Chap 6. Strange Behaviour.

173 103 46
                                    

WARNING!!!
*Beberapa adegan mungkin unik 😂. Maafkan imajinasi liarku 🙏🙏.
Stay enjoy dan jangan lupa vote + comment

Daniel's PoV

Hari ini gak ada jam prodi. Aku sebenarnya ingin ke kampus menyiapkan tugas-tugas esok hari.

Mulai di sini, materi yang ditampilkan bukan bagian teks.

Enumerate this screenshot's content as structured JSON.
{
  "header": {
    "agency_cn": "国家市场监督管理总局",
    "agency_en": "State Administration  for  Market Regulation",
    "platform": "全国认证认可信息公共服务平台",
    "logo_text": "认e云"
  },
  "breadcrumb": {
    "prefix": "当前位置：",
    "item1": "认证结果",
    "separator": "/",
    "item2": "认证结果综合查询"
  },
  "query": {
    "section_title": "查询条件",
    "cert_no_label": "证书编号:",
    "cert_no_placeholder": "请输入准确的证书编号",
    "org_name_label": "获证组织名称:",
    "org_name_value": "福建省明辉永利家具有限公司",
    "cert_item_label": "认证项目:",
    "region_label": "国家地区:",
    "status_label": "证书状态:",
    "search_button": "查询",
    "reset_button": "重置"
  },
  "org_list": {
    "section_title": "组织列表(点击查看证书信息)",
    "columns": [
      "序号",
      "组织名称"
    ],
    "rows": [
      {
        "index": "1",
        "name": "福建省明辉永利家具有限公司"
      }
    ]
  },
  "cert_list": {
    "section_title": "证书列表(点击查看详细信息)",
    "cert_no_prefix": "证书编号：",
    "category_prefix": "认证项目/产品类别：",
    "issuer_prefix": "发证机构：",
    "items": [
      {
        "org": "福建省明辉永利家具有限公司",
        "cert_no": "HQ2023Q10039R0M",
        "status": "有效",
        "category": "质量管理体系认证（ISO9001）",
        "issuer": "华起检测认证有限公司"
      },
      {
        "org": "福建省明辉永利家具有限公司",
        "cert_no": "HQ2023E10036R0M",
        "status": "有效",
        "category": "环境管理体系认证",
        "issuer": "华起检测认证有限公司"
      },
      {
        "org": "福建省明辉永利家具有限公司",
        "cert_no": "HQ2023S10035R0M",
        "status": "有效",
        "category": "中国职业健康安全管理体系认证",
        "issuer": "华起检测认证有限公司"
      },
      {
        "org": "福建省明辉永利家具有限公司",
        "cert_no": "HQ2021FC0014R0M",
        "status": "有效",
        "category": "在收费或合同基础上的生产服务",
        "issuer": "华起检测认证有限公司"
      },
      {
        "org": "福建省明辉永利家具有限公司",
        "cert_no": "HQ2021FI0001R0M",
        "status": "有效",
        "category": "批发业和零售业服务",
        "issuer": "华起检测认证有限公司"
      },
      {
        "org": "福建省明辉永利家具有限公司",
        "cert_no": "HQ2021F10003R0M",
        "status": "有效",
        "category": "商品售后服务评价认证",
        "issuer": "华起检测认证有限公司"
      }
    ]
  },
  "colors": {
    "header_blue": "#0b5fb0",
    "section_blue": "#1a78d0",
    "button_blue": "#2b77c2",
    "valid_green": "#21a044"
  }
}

Namun, jadi ingat kalau kemarin tidak jadi nongkrong seperti biasa karena sudah sore. Ia pun memutuskan memanggil Rafli karena Tiang masih ada materi prodi pilihan Seni Rupa.

"Pagi lur!"

"Eh eh, si tukang jambak sudah nelpon aje. Gimana lur?"

Pagi-pagi, ini orang sudah bikin esmosi aja. Untung cuma nelpon, kalau ngomong langsung udah kujambak rambut tebalnya itu.
"Hm.. mau nongki gak? Aku ada yang mau diomongin nih!"

"Boleh! Mau nongki dimana?"

"Ke kafe aja yuk! Tapi yang atasnya ajaa. Cari tempat sepi hehe."

"Ok deh, cus skuy!"

Hhfftt.. mau tidak mau memang harus ketemu Rafli. Kemarin dia mendapat surat dari Dilla bukan main-main. Selama berbulan-bulan si Dilla tidak berbicara dengannya lalu tiba-tiba dia datang dan memberikan sebuah surat ke dia.

Owh iya, aku memakai pakaian kaos Semarangan biasa, lengkap dengan jins bertemakan army. Aku sengaja mengikat rambutku agar tidak tersepoi-sepoi tertiup angin. Inginnya memakai baret namun itu cukup disaat tertentu saja. Sehingga akhirnya aku memakai topi hitam menutupi kuncirku.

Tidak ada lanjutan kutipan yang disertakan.